The answer to that is most people have no idea what the words inorganic and organic mean. That's why someone can say they just bought "organic milk." Listen to me, friends. There is no possible way to make milk inorganic. Even if you make it in a lab and a cow is not involved at all, it's still organic. It still contains hydrocarbons. Organic does not mean natural. Inorganic does not mean unnatural. Metals are very natural. And they're very inorganic.

But then again this water was also "high in natural vitality." Consider that vitality means:

1. exuberant physical strength or mental vigor
2. capacity for survival or for the continuation of a meaningful or purposeful existence
3. power to live or grow

I'm very concerned by this water. I don't ever want to drink water that is high in natural vitality. I'm pretty sure that means my water is alive.

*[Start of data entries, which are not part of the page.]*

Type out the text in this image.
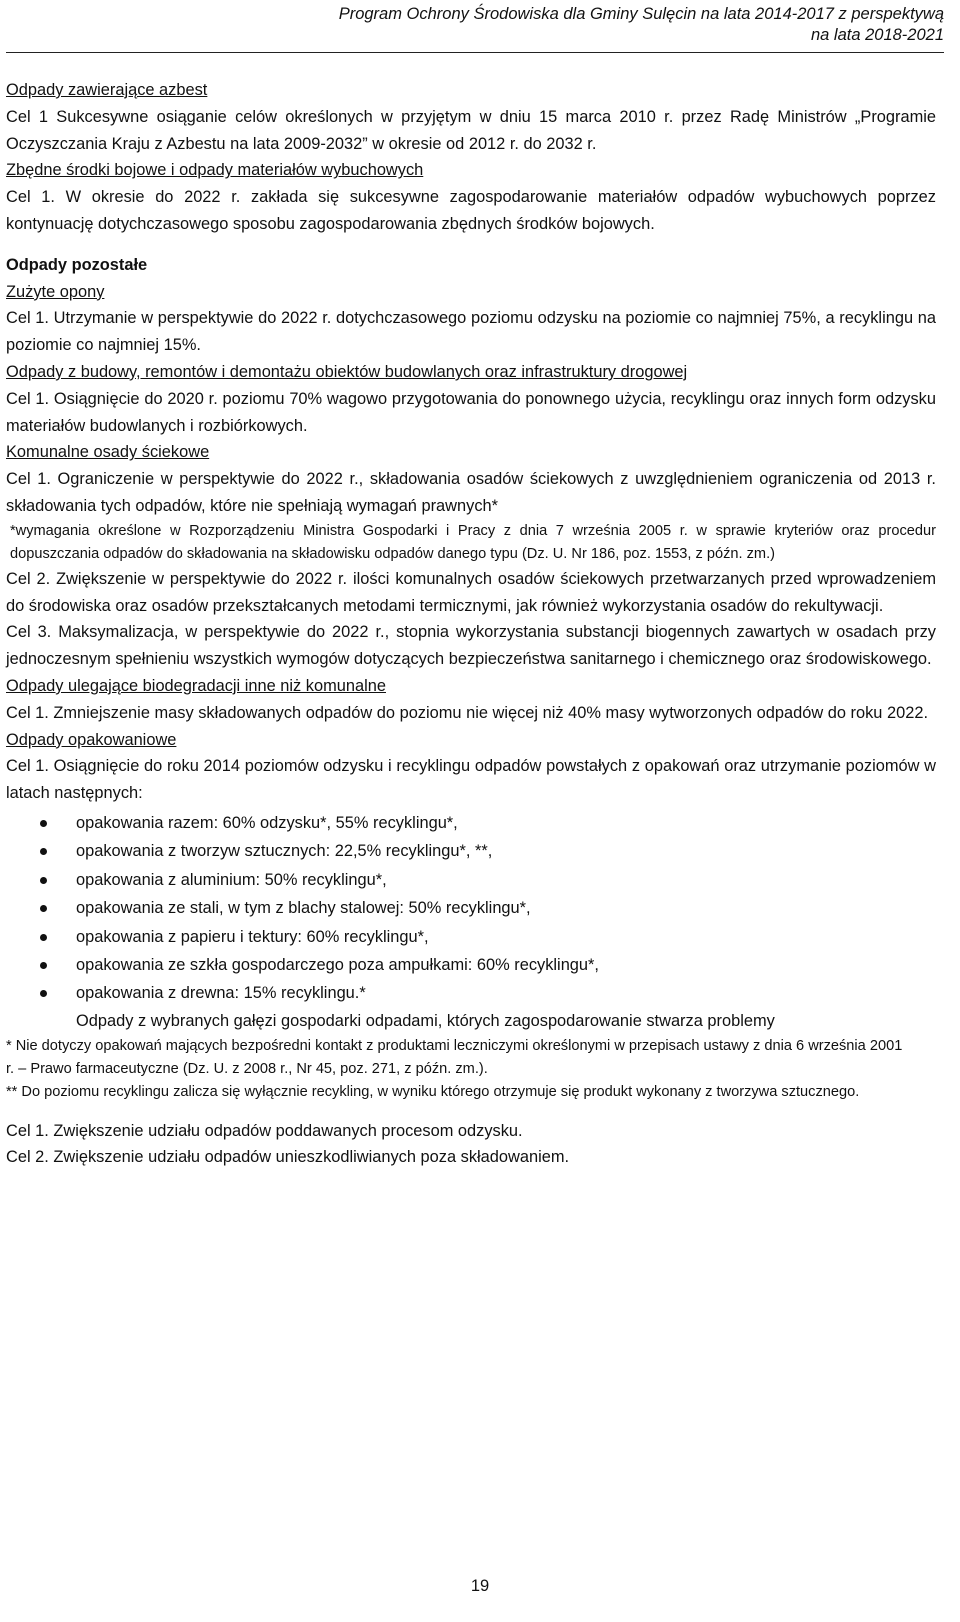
Program Ochrony Środowiska dla Gminy Sulęcin na lata 2014-2017 z perspektywą
na lata 2018-2021

Odpady zawierające azbest

Cel 1 Sukcesywne osiąganie celów określonych w przyjętym w dniu 15 marca 2010 r. przez Radę Ministrów „Programie Oczyszczania Kraju z Azbestu na lata 2009-2032” w okresie od 2012 r. do 2032 r.

Zbędne środki bojowe i odpady materiałów wybuchowych

Cel 1. W okresie do 2022 r. zakłada się sukcesywne zagospodarowanie materiałów odpadów wybuchowych poprzez kontynuację dotychczasowego sposobu zagospodarowania zbędnych środków bojowych.

Odpady pozostałe

Zużyte opony

Cel 1. Utrzymanie w perspektywie do 2022 r. dotychczasowego poziomu odzysku na poziomie co najmniej 75%, a recyklingu na poziomie co najmniej 15%.

Odpady z budowy, remontów i demontażu obiektów budowlanych oraz infrastruktury drogowej

Cel 1. Osiągnięcie do 2020 r. poziomu 70% wagowo przygotowania do ponownego użycia, recyklingu oraz innych form odzysku materiałów budowlanych i rozbiórkowych.

Komunalne osady ściekowe

Cel 1. Ograniczenie w perspektywie do 2022 r., składowania osadów ściekowych z uwzględnieniem ograniczenia od 2013 r. składowania tych odpadów, które nie spełniają wymagań prawnych*

*wymagania określone w Rozporządzeniu Ministra Gospodarki i Pracy z dnia 7 września 2005 r. w sprawie kryteriów oraz procedur dopuszczania odpadów do składowania na składowisku odpadów danego typu (Dz. U. Nr 186, poz. 1553, z późn. zm.)

Cel 2. Zwiększenie w perspektywie do 2022 r. ilości komunalnych osadów ściekowych przetwarzanych przed wprowadzeniem do środowiska oraz osadów przekształcanych metodami termicznymi, jak również wykorzystania osadów do rekultywacji.

Cel 3. Maksymalizacja, w perspektywie do 2022 r., stopnia wykorzystania substancji biogennych zawartych w osadach przy jednoczesnym spełnieniu wszystkich wymogów dotyczących bezpieczeństwa sanitarnego i chemicznego oraz środowiskowego.

Odpady ulegające biodegradacji inne niż komunalne

Cel 1. Zmniejszenie masy składowanych odpadów do poziomu nie więcej niż 40% masy wytworzonych odpadów do roku 2022.

Odpady opakowaniowe

Cel 1. Osiągnięcie do roku 2014 poziomów odzysku i recyklingu odpadów powstałych z opakowań oraz utrzymanie poziomów w latach następnych:

opakowania razem: 60% odzysku*, 55% recyklingu*,
opakowania z tworzyw sztucznych: 22,5% recyklingu*, **,
opakowania z aluminium: 50% recyklingu*,
opakowania ze stali, w tym z blachy stalowej: 50% recyklingu*,
opakowania z papieru i tektury: 60% recyklingu*,
opakowania ze szkła gospodarczego poza ampułkami: 60% recyklingu*,
opakowania z drewna: 15% recyklingu.*

Odpady z wybranych gałęzi gospodarki odpadami, których zagospodarowanie stwarza problemy

* Nie dotyczy opakowań mających bezpośredni kontakt z produktami leczniczymi określonymi w przepisach ustawy z dnia 6 września 2001

r. – Prawo farmaceutyczne (Dz. U. z 2008 r., Nr 45, poz. 271, z późn. zm.).

** Do poziomu recyklingu zalicza się wyłącznie recykling, w wyniku którego otrzymuje się produkt wykonany z tworzywa sztucznego.

Cel 1. Zwiększenie udziału odpadów poddawanych procesom odzysku.

Cel 2. Zwiększenie udziału odpadów unieszkodliwianych poza składowaniem.

19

So combining those two points alone, possibly means the water contains living metals.

Run away, humanity. Destroy this water whenever you can. I'm pretty sure its alien life that is going to take over the world. Living metals have to be extraterrestrial. They don't exist on earth. So basically, run*.

*Yes, that's a Doctor Who quote. I'm a nerd. I can't help myself. But if there are living metals in that water, then we need the Doctor to come help us. Humanity is in peril.


  1. Marketing has all kinds of interesting word choices. My deodorant says, "Smells like palm trees, sunshine, and freedom."

    I took a step back when I read that...hmmm.

  2. Ok, I can imagine that maybe sunshine smells like a beach or something, but what does freedom smell like?

    It's definitely interesting what marketing tries make us buy into, and how many people buy into it.